I was starting to become a bit incredulous at the conversation. Not once did Omar cite the Qur’an, the Hadith (the sayings of the Prophet Muhammad that are the second source of Islamic law after the Qur’an), or famous figures from Islamic history to back up his arguments. I couldn’t help thinking that he was spinning me, telling me what he thought I, as an American, wanted to hear.
He must have sensed my lack of trust in his words, because he gripped my arm, looked at me, and said, “What we need to combat people like them are more freedom of speech, more trained judges, more human rights.” This agenda is in fact quite similar to that of the Egyptian left, but Omar dismissed the left with a wave (except, he clarified, for the surprisingly popular Trotskyists, who apparently include more than a few Brotherhood members). “First of all, the left can’t motivate most young people, even if its ideas are good. More important, we are making up for the clear lack of bravery by much of the left…as there are some people, particularly secularists, who argue that if the choice is between Islamists and dictatorship, they’ll choose dictatorship. Can you believe that? But it’s a false choice.” That may be true, but it’s a choice I’ve heard non-conservative Muslims, memories of the violence of 1980s and 1990s still fresh in their minds, make across the region.
Despite its change of tune, the Muslim Brotherhood still scares most metalheads. Just how much became clear one afternoon when I invited Slacker, Stigma, and Seif, the drummer for the band Wyvern, to meet me at the Horus Hotel for a drink.
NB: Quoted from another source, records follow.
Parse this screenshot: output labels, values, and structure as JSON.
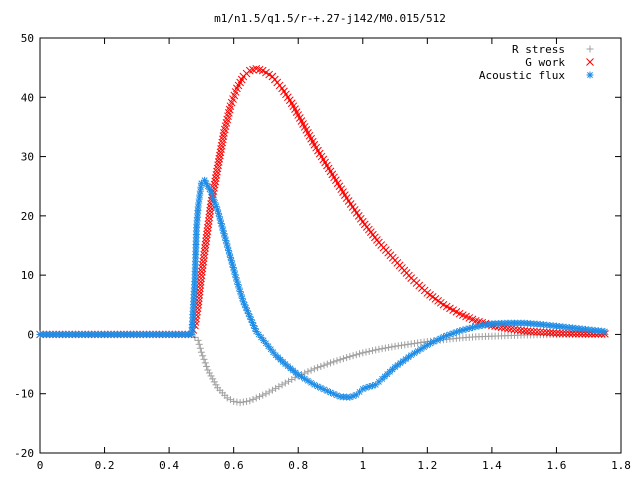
{
  "chart_data": {
    "type": "scatter",
    "title": "m1/n1.5/q1.5/r-+.27-j142/M0.015/512",
    "xlabel": "",
    "ylabel": "",
    "xlim": [
      0,
      1.8
    ],
    "ylim": [
      -20,
      50
    ],
    "x_ticks": [
      "0",
      "0.2",
      "0.4",
      "0.6",
      "0.8",
      "1",
      "1.2",
      "1.4",
      "1.6",
      "1.8"
    ],
    "y_ticks": [
      "-20",
      "-10",
      "0",
      "10",
      "20",
      "30",
      "40",
      "50"
    ],
    "grid": false,
    "legend_position": "top-right",
    "series": [
      {
        "name": "R stress",
        "marker": "plus",
        "color": "#a0a0a0",
        "points": [
          [
            0,
            0
          ],
          [
            0.1,
            0
          ],
          [
            0.2,
            0
          ],
          [
            0.3,
            0
          ],
          [
            0.4,
            0
          ],
          [
            0.47,
            0
          ],
          [
            0.49,
            -1
          ],
          [
            0.5,
            -3
          ],
          [
            0.52,
            -6
          ],
          [
            0.55,
            -9
          ],
          [
            0.58,
            -10.7
          ],
          [
            0.6,
            -11.3
          ],
          [
            0.62,
            -11.5
          ],
          [
            0.65,
            -11.2
          ],
          [
            0.7,
            -10
          ],
          [
            0.75,
            -8.5
          ],
          [
            0.8,
            -7
          ],
          [
            0.85,
            -5.8
          ],
          [
            0.9,
            -4.8
          ],
          [
            0.95,
            -3.9
          ],
          [
            1.0,
            -3.1
          ],
          [
            1.05,
            -2.5
          ],
          [
            1.1,
            -2.0
          ],
          [
            1.15,
            -1.6
          ],
          [
            1.2,
            -1.2
          ],
          [
            1.25,
            -0.9
          ],
          [
            1.3,
            -0.6
          ],
          [
            1.35,
            -0.4
          ],
          [
            1.4,
            -0.3
          ],
          [
            1.45,
            -0.2
          ],
          [
            1.5,
            -0.1
          ],
          [
            1.6,
            0
          ],
          [
            1.75,
            0
          ]
        ]
      },
      {
        "name": "G work",
        "marker": "cross",
        "color": "#ff0000",
        "points": [
          [
            0,
            0
          ],
          [
            0.1,
            0
          ],
          [
            0.2,
            0
          ],
          [
            0.3,
            0
          ],
          [
            0.4,
            0
          ],
          [
            0.47,
            0
          ],
          [
            0.48,
            1.5
          ],
          [
            0.49,
            5
          ],
          [
            0.5,
            10
          ],
          [
            0.51,
            14
          ],
          [
            0.52,
            18
          ],
          [
            0.53,
            22
          ],
          [
            0.55,
            28
          ],
          [
            0.57,
            34
          ],
          [
            0.59,
            38.5
          ],
          [
            0.61,
            41.5
          ],
          [
            0.63,
            43.5
          ],
          [
            0.65,
            44.5
          ],
          [
            0.67,
            44.8
          ],
          [
            0.69,
            44.5
          ],
          [
            0.72,
            43.5
          ],
          [
            0.75,
            41.5
          ],
          [
            0.78,
            39
          ],
          [
            0.81,
            36
          ],
          [
            0.85,
            32
          ],
          [
            0.9,
            27.5
          ],
          [
            0.95,
            23
          ],
          [
            1.0,
            19
          ],
          [
            1.05,
            15.5
          ],
          [
            1.1,
            12.5
          ],
          [
            1.15,
            9.5
          ],
          [
            1.2,
            7
          ],
          [
            1.25,
            5
          ],
          [
            1.3,
            3.5
          ],
          [
            1.35,
            2.3
          ],
          [
            1.4,
            1.5
          ],
          [
            1.45,
            1.0
          ],
          [
            1.5,
            0.6
          ],
          [
            1.55,
            0.4
          ],
          [
            1.6,
            0.2
          ],
          [
            1.7,
            0.1
          ],
          [
            1.75,
            0.1
          ]
        ]
      },
      {
        "name": "Acoustic flux",
        "marker": "star",
        "color": "#1e8ce6",
        "points": [
          [
            0,
            0
          ],
          [
            0.1,
            0
          ],
          [
            0.2,
            0
          ],
          [
            0.3,
            0
          ],
          [
            0.4,
            0
          ],
          [
            0.47,
            0
          ],
          [
            0.48,
            9.5
          ],
          [
            0.485,
            18
          ],
          [
            0.49,
            21.5
          ],
          [
            0.495,
            23.5
          ],
          [
            0.5,
            25.5
          ],
          [
            0.51,
            26
          ],
          [
            0.52,
            25
          ],
          [
            0.53,
            24
          ],
          [
            0.55,
            21
          ],
          [
            0.57,
            17
          ],
          [
            0.59,
            13
          ],
          [
            0.61,
            9
          ],
          [
            0.63,
            5.5
          ],
          [
            0.65,
            3
          ],
          [
            0.67,
            0.5
          ],
          [
            0.7,
            -1.5
          ],
          [
            0.73,
            -3.5
          ],
          [
            0.76,
            -5
          ],
          [
            0.8,
            -6.8
          ],
          [
            0.85,
            -8.5
          ],
          [
            0.9,
            -9.8
          ],
          [
            0.93,
            -10.5
          ],
          [
            0.96,
            -10.6
          ],
          [
            0.98,
            -10.2
          ],
          [
            1.0,
            -9.2
          ],
          [
            1.02,
            -8.8
          ],
          [
            1.04,
            -8.5
          ],
          [
            1.06,
            -7.5
          ],
          [
            1.1,
            -5.5
          ],
          [
            1.15,
            -3.5
          ],
          [
            1.2,
            -1.8
          ],
          [
            1.25,
            -0.4
          ],
          [
            1.3,
            0.6
          ],
          [
            1.35,
            1.3
          ],
          [
            1.4,
            1.8
          ],
          [
            1.45,
            1.9
          ],
          [
            1.5,
            1.9
          ],
          [
            1.55,
            1.7
          ],
          [
            1.6,
            1.4
          ],
          [
            1.65,
            1.1
          ],
          [
            1.7,
            0.8
          ],
          [
            1.75,
            0.5
          ]
        ]
      }
    ]
  }
}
The hotel had come highly recommended by several friends, but not because of the décor or cuisine. It is a nondescript, slightly shabby floor-through accommodation with an unplugged metal detector in front of the door that suggested a slightly more illustrious past. The owner, a sixtyish amateur painter who spends his days sitting on the hotel’s small terrace practicing English, French, and German with guests, gives the place an old-world, cosmopolitan air. One guest explained that, like the advertisements for Las Vegas, what goes on inside the Horus stays there—meaning that you don’t have to worry about having your activities reported to the Mukhabarat, or your phone tapped, as long as you’re not inviting any particularly nasty or politically dangerous guests for tea.